R’ Eli remembers how the connection began, also from a visit paid by Rav Wolpo to his parents. His parents, although not quite religious, agreed to switch their children to Chabad. At first, the sisters (today: Ilanit Chiyun, shlucha to the Gold Mall in Rishon L’Tziyon, and Sigal Keidar, shlucha in Krayot) and then Eliyahu.

The connection with the family did not end with the home visits, but continued with invitations to farbrengens and shiurim. At the same time, the children brought the spirit of a Chabad school back home and the Chassidic spirit began to affect the household.

“We were very influenced by his personal example, by the warmth and personal attention that Rav Wolpo gave the family,” recalls R’ Eliyahu. “There was tremendous respect for him with a simultaneous feeling of great affection. Whenever my parents had something to discuss, they spoke to him openly. At home, we always spoke about the rav in special terms.”

Along with the relationship forged between the Wolpo girls and the Kriaf girls, R’ Eliyahu became stronger in his connection through the rallies and farbrengens that took place on special days, as well as from the direct talks that he heard from R’ Wolpo.

Till today, he has clear memories of the big campaign at school, when the first prize was a ticket to the Rebbe. They were so excited. “Most of the students were not Lubavitch, and still, it got them intensely involved in the atmosphere of traveling to the Rebbe and preparing for it. All the students excitedly escorted the boy who won the raffle, who traveled with Rav Wolpo. When the boy returned, he gathered all the students and told them all about his trip, about what happened at 770, and about standing for seven hours at the Rebbe’s farbrengen. It made a tremendous impression on the students and strengthened their feeling of hiskashrus to the Rebbe,” says R’ Eli.

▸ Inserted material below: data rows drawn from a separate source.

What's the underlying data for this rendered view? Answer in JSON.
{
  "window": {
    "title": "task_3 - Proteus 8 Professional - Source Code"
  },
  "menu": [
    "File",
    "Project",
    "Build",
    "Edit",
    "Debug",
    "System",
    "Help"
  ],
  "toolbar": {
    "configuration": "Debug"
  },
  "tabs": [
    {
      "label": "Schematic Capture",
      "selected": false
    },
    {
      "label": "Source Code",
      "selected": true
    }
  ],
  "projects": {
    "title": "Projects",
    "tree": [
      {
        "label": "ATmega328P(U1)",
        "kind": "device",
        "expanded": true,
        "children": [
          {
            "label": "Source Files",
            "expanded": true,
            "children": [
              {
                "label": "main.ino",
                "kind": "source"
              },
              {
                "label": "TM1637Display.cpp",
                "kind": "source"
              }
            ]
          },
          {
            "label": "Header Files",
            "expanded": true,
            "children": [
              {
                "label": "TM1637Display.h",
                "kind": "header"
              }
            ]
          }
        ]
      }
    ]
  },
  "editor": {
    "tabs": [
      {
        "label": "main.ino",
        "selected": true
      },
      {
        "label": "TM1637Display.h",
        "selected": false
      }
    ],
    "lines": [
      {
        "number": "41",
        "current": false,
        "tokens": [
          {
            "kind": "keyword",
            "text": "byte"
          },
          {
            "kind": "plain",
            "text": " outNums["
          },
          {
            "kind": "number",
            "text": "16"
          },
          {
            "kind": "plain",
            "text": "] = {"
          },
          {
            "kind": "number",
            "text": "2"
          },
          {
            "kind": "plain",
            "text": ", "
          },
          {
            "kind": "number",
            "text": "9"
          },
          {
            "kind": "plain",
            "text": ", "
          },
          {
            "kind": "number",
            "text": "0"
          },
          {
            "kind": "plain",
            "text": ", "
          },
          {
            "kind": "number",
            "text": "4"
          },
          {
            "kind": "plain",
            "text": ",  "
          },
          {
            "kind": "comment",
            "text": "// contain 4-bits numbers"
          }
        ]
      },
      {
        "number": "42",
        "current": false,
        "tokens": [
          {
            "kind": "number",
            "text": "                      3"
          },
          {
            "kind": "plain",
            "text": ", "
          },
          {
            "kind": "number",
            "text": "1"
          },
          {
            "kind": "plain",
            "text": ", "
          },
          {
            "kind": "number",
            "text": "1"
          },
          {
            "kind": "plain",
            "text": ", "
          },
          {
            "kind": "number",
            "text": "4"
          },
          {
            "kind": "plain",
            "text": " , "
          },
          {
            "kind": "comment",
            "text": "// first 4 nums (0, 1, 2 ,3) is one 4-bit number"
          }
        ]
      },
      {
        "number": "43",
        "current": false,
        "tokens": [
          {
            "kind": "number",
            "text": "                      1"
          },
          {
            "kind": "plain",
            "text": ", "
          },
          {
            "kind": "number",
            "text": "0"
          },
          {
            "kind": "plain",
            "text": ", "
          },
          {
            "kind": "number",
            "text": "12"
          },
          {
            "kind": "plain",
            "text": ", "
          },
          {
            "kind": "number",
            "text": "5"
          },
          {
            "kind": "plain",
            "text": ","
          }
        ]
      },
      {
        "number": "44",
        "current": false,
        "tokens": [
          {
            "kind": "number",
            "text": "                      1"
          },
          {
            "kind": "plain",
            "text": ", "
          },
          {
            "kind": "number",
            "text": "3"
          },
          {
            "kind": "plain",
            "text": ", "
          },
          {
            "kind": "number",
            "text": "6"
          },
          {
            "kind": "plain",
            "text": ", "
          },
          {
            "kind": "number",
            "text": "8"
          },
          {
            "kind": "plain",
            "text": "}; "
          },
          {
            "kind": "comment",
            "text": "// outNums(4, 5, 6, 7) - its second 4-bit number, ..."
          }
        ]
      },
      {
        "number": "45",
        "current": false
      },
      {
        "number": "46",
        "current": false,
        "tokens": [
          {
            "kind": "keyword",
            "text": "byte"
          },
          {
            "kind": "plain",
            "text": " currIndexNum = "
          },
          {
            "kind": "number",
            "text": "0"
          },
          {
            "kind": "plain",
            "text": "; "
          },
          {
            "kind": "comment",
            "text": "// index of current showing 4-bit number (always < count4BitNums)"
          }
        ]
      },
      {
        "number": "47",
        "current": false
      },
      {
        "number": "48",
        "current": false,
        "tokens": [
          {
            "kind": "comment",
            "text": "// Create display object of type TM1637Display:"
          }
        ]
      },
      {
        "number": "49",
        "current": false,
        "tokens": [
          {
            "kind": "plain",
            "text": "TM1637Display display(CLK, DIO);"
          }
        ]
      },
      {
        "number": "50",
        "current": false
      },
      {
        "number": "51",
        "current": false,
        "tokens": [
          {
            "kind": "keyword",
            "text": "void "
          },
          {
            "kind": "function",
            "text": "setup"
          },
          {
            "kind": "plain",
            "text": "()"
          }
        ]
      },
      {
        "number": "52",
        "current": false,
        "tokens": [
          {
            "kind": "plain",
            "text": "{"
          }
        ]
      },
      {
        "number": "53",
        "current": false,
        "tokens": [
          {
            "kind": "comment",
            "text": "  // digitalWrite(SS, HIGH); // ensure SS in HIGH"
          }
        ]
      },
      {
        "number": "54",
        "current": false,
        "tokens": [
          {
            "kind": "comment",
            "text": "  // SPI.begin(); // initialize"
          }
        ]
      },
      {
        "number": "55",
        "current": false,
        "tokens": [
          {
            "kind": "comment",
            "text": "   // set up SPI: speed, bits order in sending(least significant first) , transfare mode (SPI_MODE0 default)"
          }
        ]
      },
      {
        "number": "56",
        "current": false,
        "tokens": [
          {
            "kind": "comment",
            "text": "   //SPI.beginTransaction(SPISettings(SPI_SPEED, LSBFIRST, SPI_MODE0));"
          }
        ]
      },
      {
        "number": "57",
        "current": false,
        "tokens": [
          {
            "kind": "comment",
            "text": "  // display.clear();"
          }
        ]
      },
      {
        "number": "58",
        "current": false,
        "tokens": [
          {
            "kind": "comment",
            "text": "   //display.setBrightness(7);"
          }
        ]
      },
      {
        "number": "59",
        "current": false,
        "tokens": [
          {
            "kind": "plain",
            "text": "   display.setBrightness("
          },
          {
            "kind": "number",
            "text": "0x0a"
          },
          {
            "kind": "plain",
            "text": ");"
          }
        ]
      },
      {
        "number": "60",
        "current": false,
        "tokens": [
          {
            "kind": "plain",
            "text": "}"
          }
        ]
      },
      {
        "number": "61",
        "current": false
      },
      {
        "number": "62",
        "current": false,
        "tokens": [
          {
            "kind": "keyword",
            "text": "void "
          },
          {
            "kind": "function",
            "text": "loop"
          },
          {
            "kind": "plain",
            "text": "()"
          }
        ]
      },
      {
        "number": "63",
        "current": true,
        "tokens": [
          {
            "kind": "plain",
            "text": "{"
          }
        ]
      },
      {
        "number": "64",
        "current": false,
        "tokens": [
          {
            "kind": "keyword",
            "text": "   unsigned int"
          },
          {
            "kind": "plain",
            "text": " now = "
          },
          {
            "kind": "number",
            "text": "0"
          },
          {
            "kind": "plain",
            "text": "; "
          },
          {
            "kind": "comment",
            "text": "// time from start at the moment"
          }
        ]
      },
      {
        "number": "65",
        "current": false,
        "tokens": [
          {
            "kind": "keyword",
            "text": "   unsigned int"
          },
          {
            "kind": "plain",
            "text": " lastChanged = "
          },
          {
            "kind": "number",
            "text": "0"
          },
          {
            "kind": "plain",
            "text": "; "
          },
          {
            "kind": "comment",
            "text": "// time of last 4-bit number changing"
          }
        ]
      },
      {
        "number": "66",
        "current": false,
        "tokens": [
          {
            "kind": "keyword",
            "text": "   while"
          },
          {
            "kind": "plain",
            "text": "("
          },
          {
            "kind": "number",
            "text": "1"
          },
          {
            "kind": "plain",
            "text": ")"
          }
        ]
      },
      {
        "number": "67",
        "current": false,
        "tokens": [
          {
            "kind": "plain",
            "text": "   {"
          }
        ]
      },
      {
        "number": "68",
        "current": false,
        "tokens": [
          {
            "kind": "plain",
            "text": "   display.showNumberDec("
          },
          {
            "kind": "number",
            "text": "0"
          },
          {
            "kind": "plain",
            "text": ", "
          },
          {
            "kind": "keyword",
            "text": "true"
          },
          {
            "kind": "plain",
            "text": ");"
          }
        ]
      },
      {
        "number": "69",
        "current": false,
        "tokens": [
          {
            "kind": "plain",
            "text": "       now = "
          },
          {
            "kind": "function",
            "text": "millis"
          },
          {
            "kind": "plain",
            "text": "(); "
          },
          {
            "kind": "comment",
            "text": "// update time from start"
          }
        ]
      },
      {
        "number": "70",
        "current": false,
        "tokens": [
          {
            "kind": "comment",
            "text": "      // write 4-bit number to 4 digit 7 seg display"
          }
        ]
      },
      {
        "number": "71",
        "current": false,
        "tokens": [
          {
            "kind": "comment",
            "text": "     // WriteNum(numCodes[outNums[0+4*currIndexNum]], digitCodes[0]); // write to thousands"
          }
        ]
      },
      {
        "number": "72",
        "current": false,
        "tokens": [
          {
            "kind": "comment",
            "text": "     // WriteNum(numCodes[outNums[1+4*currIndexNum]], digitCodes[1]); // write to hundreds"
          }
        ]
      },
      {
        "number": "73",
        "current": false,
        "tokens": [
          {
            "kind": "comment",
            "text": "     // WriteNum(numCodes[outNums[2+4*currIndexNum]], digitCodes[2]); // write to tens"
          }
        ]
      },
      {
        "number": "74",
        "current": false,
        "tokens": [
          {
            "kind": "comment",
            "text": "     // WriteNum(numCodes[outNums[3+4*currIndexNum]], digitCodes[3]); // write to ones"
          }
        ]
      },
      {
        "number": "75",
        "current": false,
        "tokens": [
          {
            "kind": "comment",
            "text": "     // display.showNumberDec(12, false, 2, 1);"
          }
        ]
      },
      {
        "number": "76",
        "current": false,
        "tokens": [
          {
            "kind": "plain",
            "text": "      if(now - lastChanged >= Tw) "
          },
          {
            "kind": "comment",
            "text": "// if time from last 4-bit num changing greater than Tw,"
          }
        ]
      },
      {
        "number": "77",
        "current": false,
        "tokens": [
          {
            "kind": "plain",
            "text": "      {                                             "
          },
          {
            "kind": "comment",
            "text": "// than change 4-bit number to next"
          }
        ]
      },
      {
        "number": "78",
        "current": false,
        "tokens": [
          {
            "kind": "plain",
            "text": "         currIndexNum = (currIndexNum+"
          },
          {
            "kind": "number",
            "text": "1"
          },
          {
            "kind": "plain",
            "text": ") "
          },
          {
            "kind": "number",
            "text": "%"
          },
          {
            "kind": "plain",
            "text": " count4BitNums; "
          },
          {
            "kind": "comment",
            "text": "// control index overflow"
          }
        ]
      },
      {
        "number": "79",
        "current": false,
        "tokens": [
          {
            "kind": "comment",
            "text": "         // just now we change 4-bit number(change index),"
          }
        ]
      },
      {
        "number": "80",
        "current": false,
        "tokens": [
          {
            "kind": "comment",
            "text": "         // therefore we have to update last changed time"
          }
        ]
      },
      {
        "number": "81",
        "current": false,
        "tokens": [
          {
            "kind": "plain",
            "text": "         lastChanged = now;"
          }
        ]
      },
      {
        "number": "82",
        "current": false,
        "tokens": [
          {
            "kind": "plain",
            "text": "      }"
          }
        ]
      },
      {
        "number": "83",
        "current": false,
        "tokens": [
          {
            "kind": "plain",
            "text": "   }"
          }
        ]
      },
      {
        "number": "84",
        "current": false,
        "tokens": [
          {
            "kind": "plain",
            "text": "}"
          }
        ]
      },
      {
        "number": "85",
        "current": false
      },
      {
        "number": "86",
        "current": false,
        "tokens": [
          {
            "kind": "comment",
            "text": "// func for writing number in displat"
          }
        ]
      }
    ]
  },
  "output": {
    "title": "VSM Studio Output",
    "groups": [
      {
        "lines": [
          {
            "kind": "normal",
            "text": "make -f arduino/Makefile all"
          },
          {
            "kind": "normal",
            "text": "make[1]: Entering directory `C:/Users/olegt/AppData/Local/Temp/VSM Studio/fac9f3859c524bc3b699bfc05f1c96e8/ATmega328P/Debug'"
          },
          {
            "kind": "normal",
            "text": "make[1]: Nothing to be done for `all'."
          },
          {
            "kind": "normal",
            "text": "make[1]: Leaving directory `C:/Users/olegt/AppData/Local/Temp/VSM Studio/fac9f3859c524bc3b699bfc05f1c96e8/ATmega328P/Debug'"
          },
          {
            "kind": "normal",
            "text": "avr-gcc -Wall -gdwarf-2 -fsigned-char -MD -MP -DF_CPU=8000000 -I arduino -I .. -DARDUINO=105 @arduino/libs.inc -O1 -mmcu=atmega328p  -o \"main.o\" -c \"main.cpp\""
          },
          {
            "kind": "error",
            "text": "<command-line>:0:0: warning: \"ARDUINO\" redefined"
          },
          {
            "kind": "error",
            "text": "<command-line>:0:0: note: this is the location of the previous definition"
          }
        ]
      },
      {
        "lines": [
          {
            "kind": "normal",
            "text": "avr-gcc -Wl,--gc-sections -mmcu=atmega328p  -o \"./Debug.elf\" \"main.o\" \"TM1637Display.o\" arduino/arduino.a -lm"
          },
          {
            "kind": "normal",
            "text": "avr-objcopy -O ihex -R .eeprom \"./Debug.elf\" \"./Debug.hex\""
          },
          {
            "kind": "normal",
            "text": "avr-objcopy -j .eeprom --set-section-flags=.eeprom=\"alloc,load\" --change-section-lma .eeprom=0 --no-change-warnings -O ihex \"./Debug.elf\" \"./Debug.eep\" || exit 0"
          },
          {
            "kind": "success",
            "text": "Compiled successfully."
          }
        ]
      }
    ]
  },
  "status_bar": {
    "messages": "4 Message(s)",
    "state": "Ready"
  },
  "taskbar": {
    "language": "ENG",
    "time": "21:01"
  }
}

“Throughout the years, back to the time that I learned in mesivta, and afterward in yeshiva, I learned a lot from the great mesirus nefesh of Rav Wolpo to raise money for the yeshiva. In shul too, we saw him as a role model at the davening, niggunim, with his commitment to review a maamer by heart every Shabbos. I personally was very impressed by how he sat to prepare the maamer every week before Shabbos despite his tremendous responsibilities. His personal example is what affected me more than anything else.”